The ironic thing about rare earths is they’re not actually that rare.
Not, at least, in terms of their abundance in the earth’s crust in general.
However, the key dynamic in the rare earths market right now isn’t how much there is overall, but instead where these 15 elements are based.
And the salient fact is, China currently dominate the rare earths market in a way that’s virtually unique.
Rough estimates suggest that the nation controls between 55% and 70% of the world’s rare earth supply in terms of production, and that is has an even tighter grip on processing capability.
So, if you’re in the market for rare earths right now, then China has got to be a huge factor.
However, this of course presents a significant problem to Western governments, for many of whom establishing and/or solidifying domestic commodity supply chains is currently a major priority.
Indeed, China-Western relations have undeniably been turbulent in recent years, and in the wars of words and tariffs that have flown between various trading blocs, rare earths often get a mention.
The obvious question, then, is whether China would ever restrict the supply of rare earths into the West?
It hasn’t done so yet.
But it certainly has threatened to do so. And that’s been enough not only to give prices a significant floor, but also to sound alarm bells in the various European and American government departments tasked with keeping the international economy going.
Because rare earths are absolutely crucial in high tech manufacturing.
Neodymium is used in the magnets that are found in loudspeakers, and in computer hard drives; praseodymium is used in aircraft engines and in the manufacture of specialised glass; yttrium, terbium and Europium are used in the manufacture of electronic screens, and Europium is also used in the nuclear industry; lanthanum and cerium are used in the refining of crude oil; and neodymium, dysprosium, and occasionally terbium are used in the magnets that go into electric vehicle batteries and wind turbines.
Rare earths, in short, form a commodity group that is essential to any forward-looking modern economy.

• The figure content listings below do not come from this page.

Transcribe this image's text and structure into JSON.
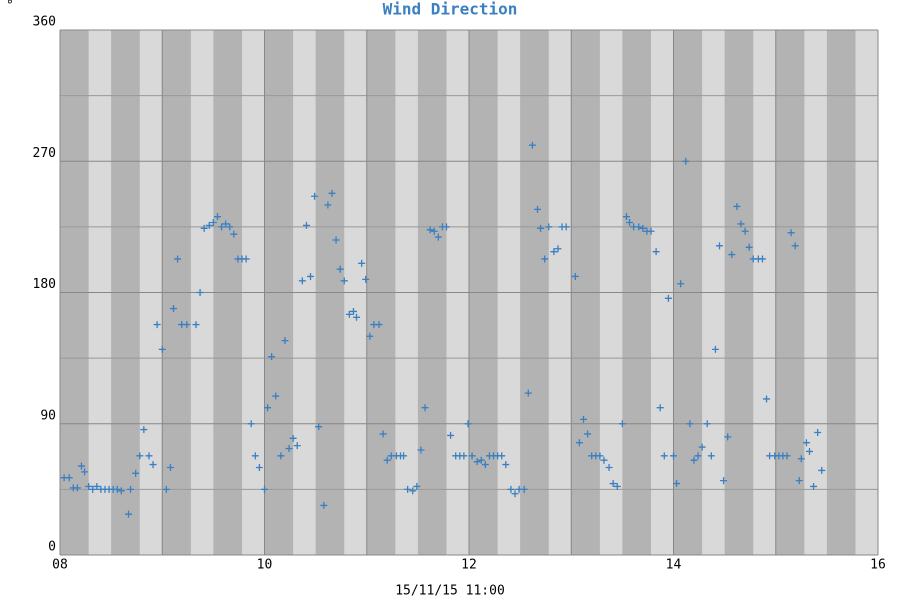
{
  "chart_data": {
    "type": "scatter",
    "title": "Wind Direction",
    "y_label": "°",
    "x_label": "15/11/15 11:00",
    "color": "#3a7fc1",
    "grid": true,
    "xlim": [
      8,
      16
    ],
    "xticks": [
      {
        "value": 8,
        "label": "08"
      },
      10,
      12,
      14,
      16
    ],
    "xgrid_minor": [
      9,
      11,
      13,
      15
    ],
    "ylim": [
      0,
      360
    ],
    "yticks": [
      0,
      90,
      180,
      270,
      360
    ],
    "ygrid_minor": [
      45,
      135,
      225,
      315
    ],
    "x": [
      8.04,
      8.09,
      8.13,
      8.17,
      8.21,
      8.24,
      8.28,
      8.32,
      8.36,
      8.4,
      8.44,
      8.48,
      8.52,
      8.56,
      8.6,
      8.67,
      8.69,
      8.74,
      8.78,
      8.82,
      8.87,
      8.91,
      8.95,
      9.0,
      9.04,
      9.08,
      9.11,
      9.15,
      9.19,
      9.24,
      9.33,
      9.37,
      9.41,
      9.46,
      9.5,
      9.54,
      9.58,
      9.62,
      9.66,
      9.7,
      9.74,
      9.78,
      9.82,
      9.87,
      9.91,
      9.95,
      10.0,
      10.03,
      10.07,
      10.11,
      10.16,
      10.2,
      10.24,
      10.28,
      10.32,
      10.37,
      10.41,
      10.45,
      10.49,
      10.53,
      10.58,
      10.62,
      10.66,
      10.7,
      10.74,
      10.78,
      10.83,
      10.87,
      10.9,
      10.95,
      10.99,
      11.03,
      11.07,
      11.12,
      11.16,
      11.2,
      11.24,
      11.29,
      11.33,
      11.36,
      11.4,
      11.45,
      11.49,
      11.53,
      11.57,
      11.62,
      11.66,
      11.7,
      11.74,
      11.78,
      11.82,
      11.87,
      11.91,
      11.95,
      11.99,
      12.03,
      12.08,
      12.12,
      12.16,
      12.2,
      12.24,
      12.28,
      12.32,
      12.36,
      12.41,
      12.45,
      12.49,
      12.54,
      12.58,
      12.62,
      12.67,
      12.7,
      12.74,
      12.78,
      12.83,
      12.87,
      12.91,
      12.95,
      13.04,
      13.08,
      13.12,
      13.16,
      13.2,
      13.24,
      13.28,
      13.32,
      13.37,
      13.41,
      13.45,
      13.5,
      13.54,
      13.57,
      13.61,
      13.66,
      13.7,
      13.74,
      13.78,
      13.83,
      13.87,
      13.91,
      13.95,
      14.0,
      14.03,
      14.07,
      14.12,
      14.16,
      14.2,
      14.24,
      14.28,
      14.33,
      14.37,
      14.41,
      14.45,
      14.49,
      14.53,
      14.57,
      14.62,
      14.66,
      14.7,
      14.74,
      14.78,
      14.83,
      14.87,
      14.91,
      14.94,
      14.99,
      15.03,
      15.07,
      15.11,
      15.15,
      15.19,
      15.23,
      15.25,
      15.3,
      15.33,
      15.37,
      15.41,
      15.45
    ],
    "values": [
      53,
      53,
      46,
      46,
      61,
      57,
      47,
      45,
      47,
      45,
      45,
      45,
      45,
      45,
      44,
      28,
      45,
      56,
      68,
      86,
      68,
      62,
      158,
      141,
      45,
      60,
      169,
      203,
      158,
      158,
      158,
      180,
      224,
      226,
      228,
      232,
      225,
      227,
      225,
      220,
      203,
      203,
      203,
      90,
      68,
      60,
      45,
      101,
      136,
      109,
      68,
      147,
      73,
      80,
      75,
      188,
      226,
      191,
      246,
      88,
      34,
      240,
      248,
      216,
      196,
      188,
      165,
      167,
      163,
      200,
      189,
      150,
      158,
      158,
      83,
      65,
      68,
      68,
      68,
      68,
      45,
      44,
      47,
      72,
      101,
      223,
      222,
      218,
      225,
      225,
      82,
      68,
      68,
      68,
      90,
      68,
      64,
      65,
      62,
      68,
      68,
      68,
      68,
      62,
      45,
      42,
      45,
      45,
      111,
      281,
      237,
      224,
      203,
      225,
      208,
      210,
      225,
      225,
      191,
      77,
      93,
      83,
      68,
      68,
      68,
      65,
      60,
      49,
      47,
      90,
      232,
      228,
      225,
      225,
      224,
      222,
      222,
      208,
      101,
      68,
      176,
      68,
      49,
      186,
      270,
      90,
      65,
      68,
      74,
      90,
      68,
      141,
      212,
      51,
      81,
      206,
      239,
      227,
      222,
      211,
      203,
      203,
      203,
      107,
      68,
      68,
      68,
      68,
      68,
      221,
      212,
      51,
      66,
      77,
      71,
      47,
      84,
      58
    ]
  }
}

And to many policy-makers, diversifying the source of these metals beyond China is becoming essential to mitigating supply chain risk.
That’s why rare earth projects around the world are increasingly gaining the interest and support of local governments.
Security of supply has re-emerged as a major factor in strategic economic analysis for the first time in several decades, and companies that hold rare earths projects are increasingly likely to find favour with regulators and governments alike.
What’s more, investors are waking up to their potential too.
Still, rare earths remain difficult commodities to focus on, precisely because China’s control over the price remains so strong.
And that’s why companies like Kavango hold rare earth projects in conjunction with other major assets.
Indeed, when pricing is weak, rare earths projects can take a back seat. But when, as is increasingly likely, supply gets constrained, companies with projects already on the go can accelerate them for rapid development.
In this regard, the Ditau project we operate and own along Power Metal Resources in Botswana is a perfect example.
Ditau was first identified as prospective in the 1970s, and is now the subject of renewed attention under our joint venture.
Our previous exploration has identified seven drill targets, each of which includes a possible carbonatite intrusive body lying within range of reverse circulation drilling.
All the targets are at a depth of 300 metres or less, and one, ‘Target I1’ is a large, intense magnetic dipole which spans 17 kilometres by eight kilometres and lies at a shallow depth just under the Kalahari sands.
As we’ve highlighted in recent announcements, there’s also the potential that Ditau is prospective for other base metals too–not to mention the fact that it’s long been known that niobium occurs on the ground.
So, there’s a lot to play for here, and in Botswana, a country well-known as a safe mining jurisdiction, Ditau is very much a key part of our portfolio as we gear up for drilling.